By Sarah Baker

Russia’s recent shocking encounter with a meteor brought some much needed attention to my hometown of Middlesboro, Kentucky. Just under two hours north of Knoxville, my hometown of about 10,000 residents is nestled against the Tennessee and Virginia borders. The attention was justified because Middlesboro is considered the site of one of the largest meteor craters in the United States.

According to geologists, an asteroid crashed into the Cumberland Gap about 200 million years ago and created the four-mile wide hollow in the mountains where Middlesboro was developed in the nineteenth century. While the meteor that shook up Russia a couple of weeks ago has been estimated to have been about 55 feet wide, the meteor that hit in prehistoric Appalachia has been estimated to have been about 1,500 feet in diameter.
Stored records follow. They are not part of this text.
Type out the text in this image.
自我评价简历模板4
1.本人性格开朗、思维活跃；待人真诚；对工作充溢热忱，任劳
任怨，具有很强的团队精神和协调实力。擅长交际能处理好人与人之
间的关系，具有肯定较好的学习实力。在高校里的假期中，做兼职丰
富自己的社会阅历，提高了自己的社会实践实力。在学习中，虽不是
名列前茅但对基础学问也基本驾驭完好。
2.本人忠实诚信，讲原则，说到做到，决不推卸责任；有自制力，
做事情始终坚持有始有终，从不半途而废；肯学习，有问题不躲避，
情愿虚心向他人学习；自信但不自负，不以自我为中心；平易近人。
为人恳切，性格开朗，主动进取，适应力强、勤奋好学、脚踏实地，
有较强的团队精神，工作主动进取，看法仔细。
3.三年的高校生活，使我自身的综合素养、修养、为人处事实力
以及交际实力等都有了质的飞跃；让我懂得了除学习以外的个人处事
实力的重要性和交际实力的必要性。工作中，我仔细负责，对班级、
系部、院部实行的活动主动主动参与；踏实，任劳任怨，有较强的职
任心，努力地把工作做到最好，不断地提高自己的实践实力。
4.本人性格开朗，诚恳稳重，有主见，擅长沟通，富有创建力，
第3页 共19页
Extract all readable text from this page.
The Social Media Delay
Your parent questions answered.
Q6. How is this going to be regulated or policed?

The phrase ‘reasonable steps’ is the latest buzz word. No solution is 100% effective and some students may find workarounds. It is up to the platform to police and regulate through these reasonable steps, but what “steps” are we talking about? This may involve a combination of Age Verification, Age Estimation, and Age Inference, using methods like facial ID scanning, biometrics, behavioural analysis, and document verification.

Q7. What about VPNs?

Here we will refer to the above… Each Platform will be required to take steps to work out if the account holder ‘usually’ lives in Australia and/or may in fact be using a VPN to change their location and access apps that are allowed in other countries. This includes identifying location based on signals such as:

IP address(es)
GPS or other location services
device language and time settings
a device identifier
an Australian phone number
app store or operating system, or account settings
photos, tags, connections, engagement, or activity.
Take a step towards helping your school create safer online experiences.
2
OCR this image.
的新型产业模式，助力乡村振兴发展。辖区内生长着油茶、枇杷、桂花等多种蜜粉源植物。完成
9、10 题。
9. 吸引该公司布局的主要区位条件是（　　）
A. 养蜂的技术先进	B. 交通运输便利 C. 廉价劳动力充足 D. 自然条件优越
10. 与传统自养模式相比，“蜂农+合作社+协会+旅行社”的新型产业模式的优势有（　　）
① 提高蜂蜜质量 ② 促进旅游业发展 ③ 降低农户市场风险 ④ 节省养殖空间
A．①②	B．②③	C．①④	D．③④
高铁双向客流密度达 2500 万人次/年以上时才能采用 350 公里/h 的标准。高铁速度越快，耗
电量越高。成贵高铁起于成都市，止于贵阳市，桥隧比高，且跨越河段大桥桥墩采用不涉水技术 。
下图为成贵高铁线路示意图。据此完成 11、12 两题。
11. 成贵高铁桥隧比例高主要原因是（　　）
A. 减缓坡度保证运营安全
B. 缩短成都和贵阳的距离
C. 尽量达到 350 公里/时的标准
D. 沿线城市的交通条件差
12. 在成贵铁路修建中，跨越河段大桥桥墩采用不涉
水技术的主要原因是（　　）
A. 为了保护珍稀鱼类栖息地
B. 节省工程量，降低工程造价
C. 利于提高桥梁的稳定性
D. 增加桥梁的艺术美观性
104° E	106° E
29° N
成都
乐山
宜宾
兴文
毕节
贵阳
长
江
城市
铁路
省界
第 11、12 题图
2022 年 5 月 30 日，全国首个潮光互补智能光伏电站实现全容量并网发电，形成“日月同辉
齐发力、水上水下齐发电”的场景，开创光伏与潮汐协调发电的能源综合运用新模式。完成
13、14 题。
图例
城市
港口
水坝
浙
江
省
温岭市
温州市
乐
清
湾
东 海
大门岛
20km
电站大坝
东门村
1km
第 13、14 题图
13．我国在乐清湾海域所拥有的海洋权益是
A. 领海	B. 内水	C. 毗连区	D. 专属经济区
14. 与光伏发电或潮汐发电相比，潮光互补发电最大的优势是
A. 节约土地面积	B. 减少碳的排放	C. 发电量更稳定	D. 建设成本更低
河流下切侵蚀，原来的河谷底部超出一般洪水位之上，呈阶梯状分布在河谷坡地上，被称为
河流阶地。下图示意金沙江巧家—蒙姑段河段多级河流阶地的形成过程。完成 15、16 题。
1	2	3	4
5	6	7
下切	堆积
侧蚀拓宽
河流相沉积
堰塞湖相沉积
According to Jack Kennedy of The Christian Science Monitor, “If the Middlesboro Meteor were to occur in 2010, at say, 10 miles per second, the people of southwestern Virginia, eastern Tennessee, and eastern Kentucky within a 100-mile radius of the asteroid impact would see a blast about seven times the brightness of the sun from the resulting three-mile fireball.” Kennedy’s 2012 article also explains that Middlesboro is now known to be the only coal mining town which operated from within a meteor impact crater.

Besides being one of the few crater towns in the U.S., Middlesboro is also famous for having the oldest golf course in the United States. The 9-hole course is located both in the center of the town and in the center of the crater. I grew up on a dead end street that leads to the golf course. Though my family could not afford membership to the country club course, I enjoyed many long nights of trespassing on the only spot where the remnants of the crater’s peak are visible.

“Lots of my friends call Middlesboro people ‘crater people,’ says Kathye Greene, “I think it means just a little unusual but resilient and powerful.”

With the coal mines wasted away, Middlesboro hopes to gain a little tourism from the recent media attention, and I hope they get it. Neighboring Cumberland Gap National Park will always be my favorite place on this earth with beautiful caves, trails, and overlooks. Middlesboro is the perfect place to get supplies for a tourist’s Cumberland Gap adventure. If you enjoy hiking, camping, or Civil War History, you should take a stay-cation up to the Gap and the ‘boro. Don’t worry. Like my friend Tina Mike says, meteors are hopefully like lightning and don’t hit the same place twice.